India is learnt to have warned Pakistan over a hotline against repeated “unprovoked ceasefire violations” along the Line of Control in Jammu and Kashmir in the aftermath of the Pahalgam terror attack.
“The directors-general of military operations (DGMOs) of India and Pakistan spoke over a hotline on Tuesday to address the ceasefire violations by Pakistan. India warned Pakistan against the unprovoked violations by the Pakistan Army along the LoC,” a source in the defence ministry said on Wednesday.
Sources said the DGMOs speak at least once a week over a hotline and the practice had not been suspended after the April 22 terror attack.
Late on Wednesday night, PTI quoted sources as saying that Pakistan airlines had been banned from using Indian airspace.
India has blamed Pakistan for the Pahalgam attack and pledged the harshest punishment for not just the militants but also the plotters of the carnage in which 25 tourists and a local ponywallah were killed.
Islamabad has denied the charge and called for a “neutral” investigation.
Prime Minister Narendra Modi, who chaired a cabinet committee on security (CCS) meeting on Wednesday to review the security situation in Jammu and Kashmir, is said to have given the Indian armed forces full operational freedom to determine the “mode, targets and timing of India’s response” to the attack.
Sources in the security establishment hinted at a military response sooner rather than later.
An Indian Army official on Wednesday said Pakistan had persistently violated the ceasefire along the LoC in Jammu and Kashmir since the Pahalgam attack, resorting to unprovoked firing in Naushera, Sunderbani, Akhnoor, Baramulla and Kupwara.
The sources said these violations had continued for six consecutive nights till Tuesday. The Pakistan Army even extended its firing beyond the LoC to the international border in Jammu’s Pargwal sector, an area traditionally regarded as sacrosanct and rarely subjected to such aggression.
Sources in the army said the ceasefire breaches had been limited to the LoC in Kashmir until Tuesday morning. However, the situation escalated late at night when Pakistani forces opened fire along the international border in Pargwal.
According to the army, the Indian side retaliated effectively and no casualties were reported.
Security revamp
The Centre on Wednesday reconstituted the National Security Advisory Board (NSAB) and appointed former Research and Analysis Wing (RAW) chief Alok Joshi as its chairperson.
Sources said the decision to revamp the NSAB was taken soon after the CCS meeting.
The meeting was held at the Prime Minister’s Lok Kalyan Marg residence and was also attended by defence minister Rajnath Singh, Union home minister Amit Shah and external affairs minister S. Jaishankar.
Joshi will lead the seven-member board comprising retired officers from the armed forces, police service and the foreign service.

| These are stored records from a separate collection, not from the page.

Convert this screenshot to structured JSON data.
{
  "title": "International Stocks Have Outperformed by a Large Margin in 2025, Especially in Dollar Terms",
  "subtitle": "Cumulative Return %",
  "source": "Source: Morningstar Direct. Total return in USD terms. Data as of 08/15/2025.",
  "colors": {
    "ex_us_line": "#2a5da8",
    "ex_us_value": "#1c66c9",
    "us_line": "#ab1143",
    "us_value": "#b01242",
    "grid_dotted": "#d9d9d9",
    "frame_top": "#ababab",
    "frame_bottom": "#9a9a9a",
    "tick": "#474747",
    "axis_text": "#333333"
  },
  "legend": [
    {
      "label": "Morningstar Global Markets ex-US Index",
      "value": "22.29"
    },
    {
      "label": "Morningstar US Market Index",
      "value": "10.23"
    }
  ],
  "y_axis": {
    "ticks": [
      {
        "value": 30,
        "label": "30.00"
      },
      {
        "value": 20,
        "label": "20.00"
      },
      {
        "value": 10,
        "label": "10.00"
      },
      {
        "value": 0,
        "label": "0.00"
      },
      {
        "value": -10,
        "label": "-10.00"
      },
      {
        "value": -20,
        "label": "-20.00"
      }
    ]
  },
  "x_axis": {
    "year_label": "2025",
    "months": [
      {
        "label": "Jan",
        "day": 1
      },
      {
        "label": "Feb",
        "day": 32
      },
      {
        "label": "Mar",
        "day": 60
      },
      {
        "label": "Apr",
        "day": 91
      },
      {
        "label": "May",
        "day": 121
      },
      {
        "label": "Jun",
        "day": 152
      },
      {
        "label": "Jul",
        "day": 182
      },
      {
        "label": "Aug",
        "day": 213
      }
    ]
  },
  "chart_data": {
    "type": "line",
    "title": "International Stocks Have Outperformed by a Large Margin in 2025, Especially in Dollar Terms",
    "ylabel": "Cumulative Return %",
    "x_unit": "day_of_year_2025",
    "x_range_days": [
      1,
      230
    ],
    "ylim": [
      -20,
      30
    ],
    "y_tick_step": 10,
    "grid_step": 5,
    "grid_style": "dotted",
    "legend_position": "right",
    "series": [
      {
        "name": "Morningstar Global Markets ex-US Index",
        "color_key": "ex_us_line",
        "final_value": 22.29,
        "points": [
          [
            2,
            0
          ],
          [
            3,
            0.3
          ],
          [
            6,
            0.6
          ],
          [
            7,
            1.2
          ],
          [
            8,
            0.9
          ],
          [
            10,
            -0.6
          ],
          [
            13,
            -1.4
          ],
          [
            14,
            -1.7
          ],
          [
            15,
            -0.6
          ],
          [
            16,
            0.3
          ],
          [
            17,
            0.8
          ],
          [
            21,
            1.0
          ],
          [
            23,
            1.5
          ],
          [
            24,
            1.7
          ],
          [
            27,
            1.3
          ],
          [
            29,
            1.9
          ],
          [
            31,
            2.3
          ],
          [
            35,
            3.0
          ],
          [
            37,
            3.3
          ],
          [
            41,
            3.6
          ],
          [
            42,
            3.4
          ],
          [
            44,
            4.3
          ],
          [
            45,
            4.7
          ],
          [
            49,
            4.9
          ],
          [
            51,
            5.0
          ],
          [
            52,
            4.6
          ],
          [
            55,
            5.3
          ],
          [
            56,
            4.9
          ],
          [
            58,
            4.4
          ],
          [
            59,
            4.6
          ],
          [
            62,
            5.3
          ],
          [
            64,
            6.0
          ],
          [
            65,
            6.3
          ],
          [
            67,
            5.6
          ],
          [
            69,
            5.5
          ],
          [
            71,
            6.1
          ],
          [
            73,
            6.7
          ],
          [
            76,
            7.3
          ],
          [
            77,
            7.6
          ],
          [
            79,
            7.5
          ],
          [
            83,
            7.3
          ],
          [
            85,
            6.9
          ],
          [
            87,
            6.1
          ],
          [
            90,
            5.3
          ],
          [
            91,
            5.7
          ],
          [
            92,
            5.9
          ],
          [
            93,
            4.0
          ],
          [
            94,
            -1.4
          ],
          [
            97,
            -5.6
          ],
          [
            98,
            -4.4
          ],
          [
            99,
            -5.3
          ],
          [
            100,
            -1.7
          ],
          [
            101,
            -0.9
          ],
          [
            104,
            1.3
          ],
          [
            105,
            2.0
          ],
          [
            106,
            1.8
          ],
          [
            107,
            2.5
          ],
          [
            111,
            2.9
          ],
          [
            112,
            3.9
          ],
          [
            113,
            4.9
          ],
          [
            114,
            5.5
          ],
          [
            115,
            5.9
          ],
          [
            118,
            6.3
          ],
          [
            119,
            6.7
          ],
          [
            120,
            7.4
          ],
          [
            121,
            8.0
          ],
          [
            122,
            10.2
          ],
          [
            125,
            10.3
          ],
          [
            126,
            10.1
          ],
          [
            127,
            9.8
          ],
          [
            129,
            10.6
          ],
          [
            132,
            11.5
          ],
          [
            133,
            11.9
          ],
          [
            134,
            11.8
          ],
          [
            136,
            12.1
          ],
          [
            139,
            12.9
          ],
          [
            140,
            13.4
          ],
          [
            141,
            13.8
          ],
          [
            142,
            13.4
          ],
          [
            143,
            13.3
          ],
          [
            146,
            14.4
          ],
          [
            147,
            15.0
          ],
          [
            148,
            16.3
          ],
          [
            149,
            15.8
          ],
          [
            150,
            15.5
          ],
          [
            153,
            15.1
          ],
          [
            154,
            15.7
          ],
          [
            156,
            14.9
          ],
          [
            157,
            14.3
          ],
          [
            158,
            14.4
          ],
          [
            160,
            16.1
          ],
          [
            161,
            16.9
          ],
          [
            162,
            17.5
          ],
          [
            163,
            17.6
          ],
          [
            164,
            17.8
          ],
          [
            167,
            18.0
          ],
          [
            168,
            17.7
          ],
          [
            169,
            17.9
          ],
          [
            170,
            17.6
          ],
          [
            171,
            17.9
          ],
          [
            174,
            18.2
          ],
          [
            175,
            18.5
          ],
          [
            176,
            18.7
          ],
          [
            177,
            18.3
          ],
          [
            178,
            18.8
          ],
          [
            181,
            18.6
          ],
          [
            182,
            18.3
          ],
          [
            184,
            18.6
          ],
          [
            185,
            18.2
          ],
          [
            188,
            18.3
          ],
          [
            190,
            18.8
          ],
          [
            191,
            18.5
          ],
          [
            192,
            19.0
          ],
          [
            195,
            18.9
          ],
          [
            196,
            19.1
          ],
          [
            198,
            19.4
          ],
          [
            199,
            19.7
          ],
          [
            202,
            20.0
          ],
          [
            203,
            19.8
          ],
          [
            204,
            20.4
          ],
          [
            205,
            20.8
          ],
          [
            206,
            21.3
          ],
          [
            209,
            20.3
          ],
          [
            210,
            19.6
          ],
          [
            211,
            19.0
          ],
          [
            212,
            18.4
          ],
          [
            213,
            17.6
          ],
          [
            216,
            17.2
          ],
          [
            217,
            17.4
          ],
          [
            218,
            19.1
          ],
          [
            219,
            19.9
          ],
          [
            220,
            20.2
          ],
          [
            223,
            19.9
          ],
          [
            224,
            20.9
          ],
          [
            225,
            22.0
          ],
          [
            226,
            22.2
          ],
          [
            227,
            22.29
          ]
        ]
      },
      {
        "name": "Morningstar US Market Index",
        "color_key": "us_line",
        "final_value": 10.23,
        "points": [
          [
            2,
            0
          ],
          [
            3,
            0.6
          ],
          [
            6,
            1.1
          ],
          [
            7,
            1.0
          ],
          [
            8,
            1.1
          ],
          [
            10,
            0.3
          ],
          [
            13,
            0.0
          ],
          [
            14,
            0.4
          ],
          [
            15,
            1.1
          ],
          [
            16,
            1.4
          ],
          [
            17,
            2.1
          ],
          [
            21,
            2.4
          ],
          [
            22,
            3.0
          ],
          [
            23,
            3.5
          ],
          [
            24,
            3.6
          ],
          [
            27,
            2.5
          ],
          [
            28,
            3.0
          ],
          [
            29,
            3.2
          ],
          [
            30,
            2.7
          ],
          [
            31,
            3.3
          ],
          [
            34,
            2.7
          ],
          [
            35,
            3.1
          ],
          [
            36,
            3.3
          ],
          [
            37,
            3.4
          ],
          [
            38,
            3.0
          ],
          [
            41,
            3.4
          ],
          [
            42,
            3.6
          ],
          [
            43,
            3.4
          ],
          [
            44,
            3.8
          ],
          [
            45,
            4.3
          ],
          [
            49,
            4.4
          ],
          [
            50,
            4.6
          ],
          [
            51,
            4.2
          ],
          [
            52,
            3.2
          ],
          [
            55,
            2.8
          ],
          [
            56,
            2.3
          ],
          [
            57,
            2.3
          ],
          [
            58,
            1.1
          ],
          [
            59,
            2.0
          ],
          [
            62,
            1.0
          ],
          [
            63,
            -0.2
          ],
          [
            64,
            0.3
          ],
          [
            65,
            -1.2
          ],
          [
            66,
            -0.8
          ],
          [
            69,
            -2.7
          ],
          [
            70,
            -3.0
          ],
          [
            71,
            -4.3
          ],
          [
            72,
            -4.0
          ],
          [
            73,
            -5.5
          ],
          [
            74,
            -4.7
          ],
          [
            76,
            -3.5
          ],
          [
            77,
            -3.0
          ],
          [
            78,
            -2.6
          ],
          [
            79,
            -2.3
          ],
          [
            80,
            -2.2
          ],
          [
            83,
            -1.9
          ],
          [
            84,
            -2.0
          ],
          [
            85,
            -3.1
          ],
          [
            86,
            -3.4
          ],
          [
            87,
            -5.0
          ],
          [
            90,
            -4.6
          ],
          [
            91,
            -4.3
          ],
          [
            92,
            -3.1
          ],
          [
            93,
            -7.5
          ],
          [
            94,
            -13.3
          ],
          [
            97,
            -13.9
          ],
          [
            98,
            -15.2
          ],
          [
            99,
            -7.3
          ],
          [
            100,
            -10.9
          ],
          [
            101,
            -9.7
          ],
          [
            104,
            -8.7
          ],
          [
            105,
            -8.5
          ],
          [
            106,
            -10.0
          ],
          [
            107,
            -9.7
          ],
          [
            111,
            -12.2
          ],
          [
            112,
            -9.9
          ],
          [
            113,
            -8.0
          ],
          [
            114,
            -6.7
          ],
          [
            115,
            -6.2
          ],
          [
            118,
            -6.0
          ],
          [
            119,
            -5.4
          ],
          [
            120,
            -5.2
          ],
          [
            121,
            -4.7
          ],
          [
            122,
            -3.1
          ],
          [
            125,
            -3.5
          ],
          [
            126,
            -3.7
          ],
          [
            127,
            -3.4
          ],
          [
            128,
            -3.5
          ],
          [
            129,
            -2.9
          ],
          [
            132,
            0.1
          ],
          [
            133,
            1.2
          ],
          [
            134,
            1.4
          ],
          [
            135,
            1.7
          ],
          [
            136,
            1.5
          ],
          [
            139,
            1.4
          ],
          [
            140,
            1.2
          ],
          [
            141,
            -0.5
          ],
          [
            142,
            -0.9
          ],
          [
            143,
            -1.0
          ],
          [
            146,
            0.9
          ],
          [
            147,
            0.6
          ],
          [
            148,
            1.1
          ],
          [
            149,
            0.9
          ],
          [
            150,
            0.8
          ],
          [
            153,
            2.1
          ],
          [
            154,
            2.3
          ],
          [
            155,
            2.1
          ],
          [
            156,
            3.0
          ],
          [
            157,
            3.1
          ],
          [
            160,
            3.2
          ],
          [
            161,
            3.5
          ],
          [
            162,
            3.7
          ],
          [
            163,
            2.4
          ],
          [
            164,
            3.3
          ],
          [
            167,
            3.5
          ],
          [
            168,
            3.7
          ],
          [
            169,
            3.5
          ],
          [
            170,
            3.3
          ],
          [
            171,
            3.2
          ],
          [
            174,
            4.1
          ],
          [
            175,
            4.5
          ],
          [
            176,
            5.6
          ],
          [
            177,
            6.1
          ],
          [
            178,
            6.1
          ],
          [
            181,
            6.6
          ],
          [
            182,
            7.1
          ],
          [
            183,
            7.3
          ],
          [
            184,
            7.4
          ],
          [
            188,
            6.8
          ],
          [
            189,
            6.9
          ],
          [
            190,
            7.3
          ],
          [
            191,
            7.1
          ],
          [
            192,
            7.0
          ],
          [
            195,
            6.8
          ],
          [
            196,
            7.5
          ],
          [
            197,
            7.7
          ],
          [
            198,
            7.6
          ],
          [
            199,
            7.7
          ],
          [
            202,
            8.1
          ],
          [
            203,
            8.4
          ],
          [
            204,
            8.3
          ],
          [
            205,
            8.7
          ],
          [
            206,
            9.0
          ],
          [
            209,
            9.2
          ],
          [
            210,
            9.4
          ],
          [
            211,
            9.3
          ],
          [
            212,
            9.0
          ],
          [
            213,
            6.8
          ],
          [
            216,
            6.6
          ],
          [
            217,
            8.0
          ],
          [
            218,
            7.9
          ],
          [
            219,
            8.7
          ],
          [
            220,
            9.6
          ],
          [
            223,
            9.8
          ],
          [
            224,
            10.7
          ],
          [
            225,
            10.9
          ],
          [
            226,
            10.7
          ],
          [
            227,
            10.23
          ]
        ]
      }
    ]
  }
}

The other members are former Western Air Commander Air Marshal P.M. Sinha, former Southern Army Commander Lt Gen. A.K. Singh and Rear Admiral (retired) Monty Khanna, retired IPS officers Rajiv Ranjan Verma and Manmohan Singh and former diplomat B. Venkatesh Verma.
“The NSAB is a multi-disciplinary body comprising a group of eminent national security experts outside the government with the principal function of providing long-term analysis to the National Security Council,” a Union home ministry official said.